Avec 300 points de vente aujourd’hui, dont 50 boutiques en propre au nom de la marque en France, Gerard Darel a atteint un point d’équilibre. Pour Pablo, il faut continuer l’expansion. Pablo n’ a que dix boutiques en France, pour un objectif de 40 à 50. Le lancement de notre nouveau site en octobre s’est traduit par un doublement du chiffre d’affaires réalisé sur le net sur les trois premiers mois. En 2015, nous allons accélérer les initiatives liées au multicanal. On peut déjà se faire livrer en magasin et dès avril, grâce aux tablettes dont sont équipés nos points de vente, on pourra commander sur internet les produits qu’on ne trouve pas en boutique. Chez Pablo, on devrait même supprimer les caisses. Notre objectif, c’est d’offrir le meilleur service du monde sur notre segment, ce qui veut dire service et confort. Par ailleurs, nous allons renforcer notre communication sur le net. La marque était devenue plus classique, nous devons donc la remoderniser.

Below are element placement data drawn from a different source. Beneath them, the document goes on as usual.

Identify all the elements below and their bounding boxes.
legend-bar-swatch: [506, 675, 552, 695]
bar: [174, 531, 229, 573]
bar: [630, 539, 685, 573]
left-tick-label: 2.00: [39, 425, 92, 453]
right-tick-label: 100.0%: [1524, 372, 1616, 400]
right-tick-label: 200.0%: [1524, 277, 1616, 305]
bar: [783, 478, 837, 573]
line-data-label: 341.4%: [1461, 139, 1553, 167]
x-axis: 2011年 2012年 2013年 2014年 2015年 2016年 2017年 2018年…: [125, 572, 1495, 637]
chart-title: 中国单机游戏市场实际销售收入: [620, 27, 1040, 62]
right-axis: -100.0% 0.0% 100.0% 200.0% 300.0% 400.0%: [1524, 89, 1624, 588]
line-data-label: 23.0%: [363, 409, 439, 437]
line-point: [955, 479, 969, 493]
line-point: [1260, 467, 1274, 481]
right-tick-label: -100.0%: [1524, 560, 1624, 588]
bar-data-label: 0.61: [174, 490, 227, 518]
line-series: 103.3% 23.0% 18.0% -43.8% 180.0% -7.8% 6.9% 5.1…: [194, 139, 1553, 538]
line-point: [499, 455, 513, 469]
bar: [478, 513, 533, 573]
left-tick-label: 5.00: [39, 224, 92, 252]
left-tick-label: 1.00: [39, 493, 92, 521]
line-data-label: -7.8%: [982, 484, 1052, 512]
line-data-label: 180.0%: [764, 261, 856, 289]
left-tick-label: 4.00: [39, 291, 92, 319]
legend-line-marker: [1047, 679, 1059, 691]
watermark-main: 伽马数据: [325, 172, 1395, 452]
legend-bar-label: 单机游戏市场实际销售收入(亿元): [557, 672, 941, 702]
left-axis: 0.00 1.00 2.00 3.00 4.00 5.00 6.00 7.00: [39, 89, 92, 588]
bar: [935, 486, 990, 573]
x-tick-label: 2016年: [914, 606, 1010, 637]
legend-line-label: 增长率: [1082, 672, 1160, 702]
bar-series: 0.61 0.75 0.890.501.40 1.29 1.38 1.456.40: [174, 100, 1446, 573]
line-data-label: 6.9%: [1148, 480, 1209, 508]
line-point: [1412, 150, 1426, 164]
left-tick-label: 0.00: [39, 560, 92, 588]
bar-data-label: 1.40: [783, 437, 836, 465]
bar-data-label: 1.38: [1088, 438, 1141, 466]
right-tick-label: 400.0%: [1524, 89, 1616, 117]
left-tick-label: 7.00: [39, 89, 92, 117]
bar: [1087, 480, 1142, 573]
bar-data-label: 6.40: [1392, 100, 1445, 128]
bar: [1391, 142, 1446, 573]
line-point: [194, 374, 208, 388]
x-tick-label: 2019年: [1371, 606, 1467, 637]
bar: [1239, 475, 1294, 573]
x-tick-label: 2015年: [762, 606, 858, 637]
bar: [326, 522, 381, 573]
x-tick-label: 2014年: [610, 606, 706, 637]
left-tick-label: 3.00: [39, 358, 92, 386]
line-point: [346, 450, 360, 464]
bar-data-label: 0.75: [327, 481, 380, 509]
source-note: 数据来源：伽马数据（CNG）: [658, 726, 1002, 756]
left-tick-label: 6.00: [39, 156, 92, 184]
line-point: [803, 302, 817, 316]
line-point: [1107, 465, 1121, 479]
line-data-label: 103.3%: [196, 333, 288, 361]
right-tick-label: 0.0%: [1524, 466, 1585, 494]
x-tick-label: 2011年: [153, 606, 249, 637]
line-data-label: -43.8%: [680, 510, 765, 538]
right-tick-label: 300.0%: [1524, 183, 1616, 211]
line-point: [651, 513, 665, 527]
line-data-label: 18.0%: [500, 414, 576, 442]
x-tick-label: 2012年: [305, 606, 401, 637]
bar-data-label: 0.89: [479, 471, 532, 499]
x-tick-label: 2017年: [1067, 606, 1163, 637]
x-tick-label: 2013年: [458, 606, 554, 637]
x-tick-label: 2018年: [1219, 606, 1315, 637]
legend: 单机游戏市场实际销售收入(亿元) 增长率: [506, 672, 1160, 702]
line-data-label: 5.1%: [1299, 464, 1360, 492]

Que vous manque-t-il pour satisfaire vos ambitions ?

Ce qui nous manque, c’est faire connaître ce renouveau. Nous nous apprêtons à lancer une campagne de pub dans ce sens avec les deux égéries du groupe Brigitte. Nous voulons revenir en tête des listes de shopping, pas seulement des femmes classiques, mais aussi des femmes d’influence. Finalement, nous incarnons l’identité insolente et hyper élégante qui est le propre des Parisiennes ! La tendance va dans ce sens, avec une recherche de vrais tissus, une vraie coupe, une vraie architecture du vêtement, et une envie de gaieté.